Use of discharge abstract databases to differentiate among pediatric hospitals based on operative procedures: surgery in infants and young children in the state of Iowa.

Author information

1
Department of Anesthesia, University of Iowa, Iowa City, Iowa 52242, USA. Franklin-Dexter@UIowa.edu

Abstract

INTRODUCTION:

A pediatric hospital may aim to show governmental agencies, charitable organizations, and philanthropic individuals how its clinical services differ from those of nonpediatric surgical facilities and of other pediatric hospitals. Yet, it is unknown how to use existing databases to quantify where infants and young children undergo surgery, and to use that information to differentiate among facilities.

METHODS:

Discharge abstracts were used to study inpatient and outpatient operative procedures performed between January and June 2001 in children 0-2 yr old at hospitals or hospital-affiliated outpatient surgery centers in Iowa.

RESULTS:

Of the 93 facilities performing at least one procedure, the 90 performing 15 or fewer different types of procedures provided surgical care for 80% of procedures. Among procedures performed at these 90 facilities, less than 0.15% were physiologically complex (more than seven American Society of Anesthesiologists' basic units).
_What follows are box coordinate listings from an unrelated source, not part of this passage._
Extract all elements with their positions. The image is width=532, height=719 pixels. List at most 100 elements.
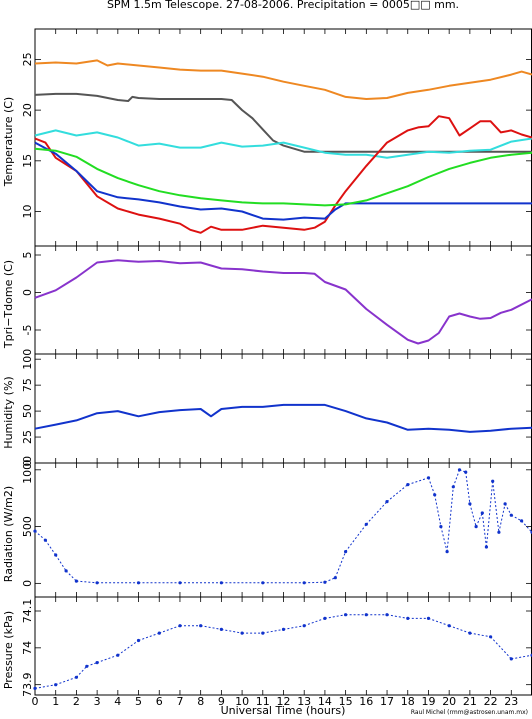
series-segment (76, 665, 88, 678)
series-segment (117, 640, 139, 656)
series-segment (200, 625, 222, 630)
x-tick-label: 7 (177, 695, 184, 708)
y-tick-label: 0 (21, 289, 34, 296)
plot-frame (34, 596, 532, 696)
series-segment (324, 577, 336, 583)
series-line (34, 403, 532, 433)
x-tick-label: 23 (504, 695, 518, 708)
x-tick-label: 14 (318, 695, 332, 708)
series-line (34, 115, 532, 234)
plot-frame (34, 245, 532, 355)
y-tick-label: 500 (21, 516, 34, 537)
series-segment (96, 654, 118, 664)
y-tick-label: 25 (21, 430, 34, 444)
x-tick-label: 22 (484, 695, 498, 708)
series-segment (492, 481, 500, 533)
y-tick-label: 73.9 (21, 672, 34, 697)
x-tick-label: 4 (114, 695, 121, 708)
series-line (34, 59, 532, 100)
x-tick-label: 20 (442, 695, 456, 708)
series-segment (159, 625, 181, 634)
series-segment (324, 614, 346, 619)
x-tick-label: 13 (297, 695, 311, 708)
series-segment (386, 614, 408, 619)
chart-panel: 73.9 74 74.1 Pressure (kPa) (2, 596, 532, 697)
series-segment (345, 523, 367, 552)
y-axis-label: Temperature (C) (2, 97, 15, 187)
series-segment (504, 503, 512, 516)
x-tick-label: 2 (73, 695, 80, 708)
chart-panel: 10 15 20 25 Temperature (C) (2, 28, 532, 247)
series-segment (334, 551, 347, 578)
y-tick-label: 75 (21, 378, 34, 392)
series-segment (44, 539, 57, 556)
series-segment (449, 625, 471, 634)
chart-panel: 0 25 50 75 100 Humidity (%) (2, 349, 532, 467)
x-tick-label: 19 (422, 695, 436, 708)
series-segment (262, 628, 284, 634)
y-tick-label: 100 (21, 349, 34, 370)
series-segment (481, 512, 487, 548)
y-tick-label: 5 (21, 252, 34, 259)
credit-text: Raul Michel (rmm@astrosen.unam.mx) (411, 709, 528, 716)
x-tick-label: 10 (235, 695, 249, 708)
chart-panel: -5 0 5 Tpri−Tdome (C) (2, 245, 532, 355)
series-segment (304, 617, 326, 627)
series-line (34, 129, 532, 159)
series-segment (521, 520, 532, 533)
series-segment (475, 512, 483, 527)
y-axis-label: Pressure (kPa) (2, 611, 15, 689)
y-tick-label: 74.1 (21, 599, 34, 624)
series-segment (65, 570, 77, 582)
y-axis-label: Tpri−Tdome (C) (2, 260, 15, 349)
series-segment (138, 632, 160, 641)
x-tick-label: 11 (256, 695, 270, 708)
series-segment (469, 632, 491, 638)
x-tick-label: 12 (277, 695, 291, 708)
series-line (34, 259, 532, 345)
series-segment (34, 530, 46, 541)
series-segment (469, 503, 477, 527)
series-segment (283, 625, 305, 630)
y-tick-label: 20 (21, 103, 34, 117)
y-axis-label: Radiation (W/m2) (2, 486, 15, 582)
series-segment (34, 684, 56, 689)
y-tick-label: 0 (21, 460, 34, 467)
chart-title: SPM 1.5m Telescope. 27-08-2006. Precipit… (107, 0, 459, 11)
chart-panel: 0 500 1000 Radiation (W/m2) (2, 456, 532, 598)
y-tick-label: -5 (21, 325, 34, 336)
series-point (199, 624, 203, 628)
series-segment (498, 503, 506, 533)
x-tick-label: 16 (359, 695, 373, 708)
series-segment (386, 484, 409, 502)
series-segment (55, 554, 67, 572)
y-tick-label: 0 (21, 580, 34, 587)
x-tick-label: 18 (401, 695, 415, 708)
series-segment (428, 617, 450, 627)
x-axis-label: Universal Time (hours) (221, 704, 346, 717)
series-segment (511, 654, 532, 660)
series-segment (76, 580, 98, 584)
series-segment (434, 494, 442, 527)
plot-frame (34, 353, 532, 464)
y-tick-label: 15 (21, 154, 34, 168)
x-tick-label: 6 (156, 695, 163, 708)
series-point (302, 581, 306, 585)
x-tick-label: 21 (463, 695, 477, 708)
series-segment (511, 514, 522, 522)
x-tick-label: 0 (32, 695, 39, 708)
series-line (34, 141, 532, 221)
y-tick-label: 25 (21, 52, 34, 66)
series-point (497, 530, 501, 534)
series-segment (490, 636, 512, 660)
y-tick-label: 74 (21, 641, 34, 655)
x-tick-label: 15 (339, 695, 353, 708)
x-tick-label: 9 (218, 695, 225, 708)
plot-frame (34, 28, 532, 247)
x-tick-label: 3 (94, 695, 101, 708)
series-segment (365, 501, 388, 525)
series-segment (304, 581, 325, 584)
plot-frame (34, 462, 532, 598)
x-tick-label: 8 (197, 695, 204, 708)
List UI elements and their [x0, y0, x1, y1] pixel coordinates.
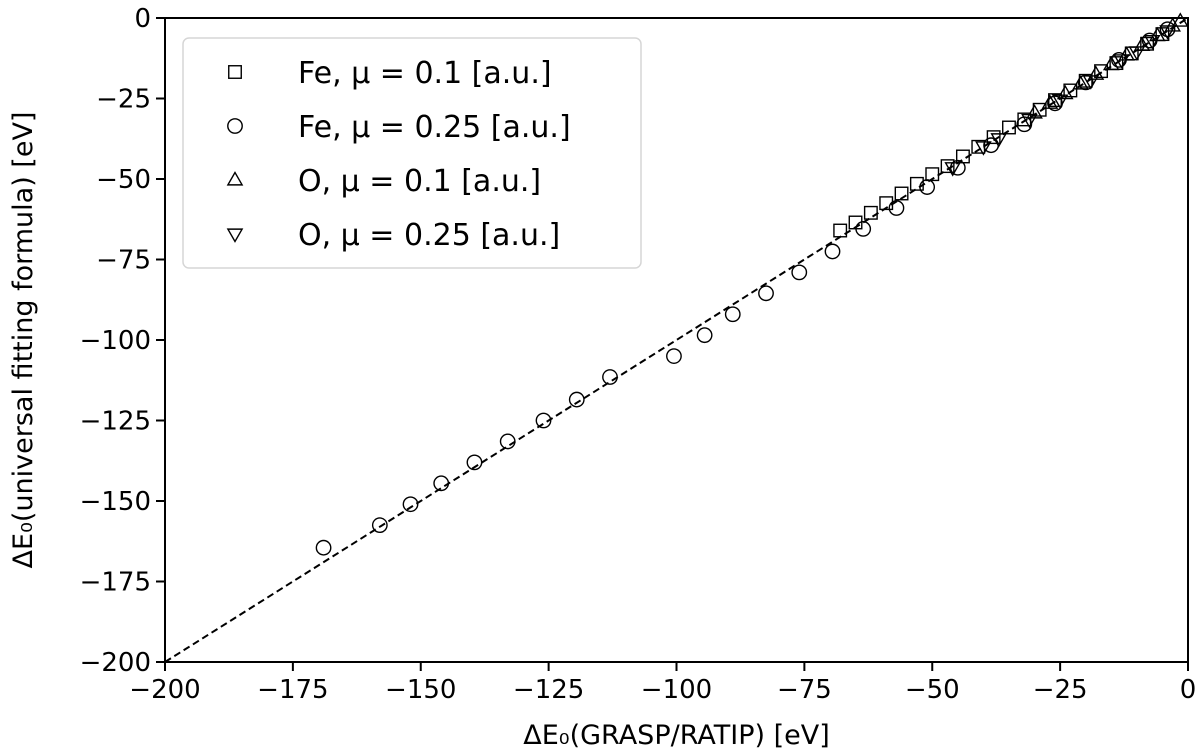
series-square — [833, 27, 1170, 238]
x-axis-label: ΔE₀(GRASP/RATIP) [eV] — [523, 720, 830, 751]
data-point-circle — [568, 391, 585, 408]
legend-label: Fe, μ = 0.1 [a.u.] — [298, 56, 552, 91]
x-tick-label: −25 — [1033, 675, 1088, 705]
legend-item: Fe, μ = 0.1 [a.u.] — [228, 56, 552, 91]
data-points-layer — [315, 12, 1189, 556]
data-point-square — [894, 186, 909, 201]
x-tick-label: −50 — [905, 675, 960, 705]
data-point-circle — [855, 221, 872, 237]
x-axis-ticks: −200 −175 −150 −125 −100 −75 −50 −25 0 — [129, 662, 1196, 705]
series-triangle-down — [944, 25, 1176, 177]
x-tick-label: −125 — [513, 675, 584, 705]
x-tick-label: 0 — [1180, 675, 1197, 705]
data-point-square — [925, 167, 940, 182]
data-point-triangle-down — [1128, 46, 1146, 61]
data-point-square — [909, 176, 924, 191]
data-point-circle — [824, 243, 841, 260]
data-point-circle — [466, 454, 483, 471]
legend: Fe, μ = 0.1 [a.u.] Fe, μ = 0.25 [a.u.] O, … — [182, 37, 642, 269]
x-tick-label: −200 — [129, 675, 200, 705]
x-tick-label: −75 — [777, 675, 832, 705]
series-circle — [315, 21, 1176, 556]
legend-item: O, μ = 0.25 [a.u.] — [226, 218, 560, 253]
legend-label: O, μ = 0.1 [a.u.] — [298, 164, 541, 199]
x-tick-label: −150 — [385, 675, 456, 705]
data-point-triangle-down — [1113, 54, 1130, 69]
data-point-circle — [499, 433, 516, 450]
data-point-triangle-down — [1051, 94, 1069, 110]
y-tick-label: −200 — [80, 648, 151, 678]
data-point-circle — [1077, 74, 1094, 91]
x-tick-label: −175 — [257, 675, 328, 705]
data-point-square — [879, 196, 894, 211]
data-point-triangle-up — [1102, 55, 1120, 71]
legend-marker-triangle-down — [226, 228, 244, 243]
data-point-square — [940, 159, 955, 174]
data-point-triangle-up — [1148, 26, 1166, 42]
y-tick-label: −50 — [96, 165, 151, 195]
x-tick-label: −100 — [641, 675, 712, 705]
y-tick-label: −150 — [80, 487, 151, 517]
y-tick-label: 0 — [134, 4, 151, 34]
data-point-triangle-down — [990, 133, 1008, 148]
data-point-circle — [602, 369, 618, 385]
legend-item: Fe, μ = 0.25 [a.u.] — [227, 110, 571, 145]
data-point-triangle-up — [1041, 94, 1059, 109]
data-point-circle — [791, 264, 808, 281]
data-point-square — [1094, 64, 1108, 79]
data-point-square — [986, 130, 1001, 145]
data-point-circle — [371, 517, 388, 534]
data-point-circle — [724, 306, 741, 323]
data-point-triangle-down — [1082, 75, 1100, 90]
data-point-triangle-up — [1118, 46, 1135, 61]
legend-marker-triangle-up — [226, 171, 244, 186]
data-point-triangle-up — [1164, 17, 1181, 32]
y-tick-label: −25 — [96, 85, 151, 115]
data-point-square — [833, 223, 848, 238]
data-point-triangle-down — [1143, 34, 1161, 50]
data-point-circle — [1159, 21, 1176, 38]
data-point-triangle-down — [1159, 25, 1176, 40]
y-axis-label: ΔE₀(universal fitting formula) [eV] — [8, 112, 39, 569]
legend-item: O, μ = 0.1 [a.u.] — [226, 164, 541, 199]
data-point-square — [1002, 120, 1016, 135]
data-point-circle — [758, 285, 774, 302]
data-point-circle — [535, 412, 552, 429]
legend-label: Fe, μ = 0.25 [a.u.] — [298, 110, 571, 145]
legend-marker-circle — [227, 118, 243, 134]
data-point-circle — [402, 496, 419, 513]
data-point-circle — [666, 348, 682, 364]
data-point-circle — [919, 179, 936, 195]
data-point-triangle-down — [944, 162, 962, 177]
data-point-circle — [433, 475, 450, 492]
data-point-triangle-down — [1021, 113, 1038, 129]
y-tick-label: −100 — [80, 326, 151, 356]
data-point-square — [1063, 83, 1078, 98]
data-point-triangle-up — [1171, 12, 1189, 27]
data-point-circle — [696, 327, 713, 344]
y-axis-ticks: −200 −175 −150 −125 −100 −75 −50 −25 0 — [80, 4, 165, 678]
y-tick-label: −175 — [80, 568, 151, 598]
legend-label: O, μ = 0.25 [a.u.] — [298, 218, 560, 253]
legend-marker-square — [228, 65, 242, 79]
data-point-triangle-down — [975, 141, 992, 156]
data-point-circle — [949, 159, 966, 176]
data-point-square — [1032, 102, 1047, 117]
data-point-circle — [888, 200, 905, 216]
data-point-circle — [315, 539, 332, 556]
data-point-triangle-up — [1072, 75, 1089, 90]
data-point-square — [863, 205, 878, 220]
y-tick-label: −125 — [80, 407, 151, 437]
legend-box — [182, 37, 642, 269]
y-tick-label: −75 — [96, 246, 151, 276]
In contrast, at the larger and smaller pediatric hospitals, the percentages were 26% and 7%, respectively. These pediatric hospitals performed 181 and 73 different types of procedures, respectively; 64% of the physiologically complex procedures performed statewide were performed at the larger pediatric hospital. The smaller pediatric hospital was no more similar to the larger pediatric hospital in its relative volumes of each type of procedure than it was to the other 91 facilities.

CONCLUSIONS:

Statewide discharge abstract data can be used by a hospital to quantify how its surgical practice differs from that of other hospitals (e.g., to show that it provides a more diverse, comprehensive, and physiologically complex selection of procedures in younger patients).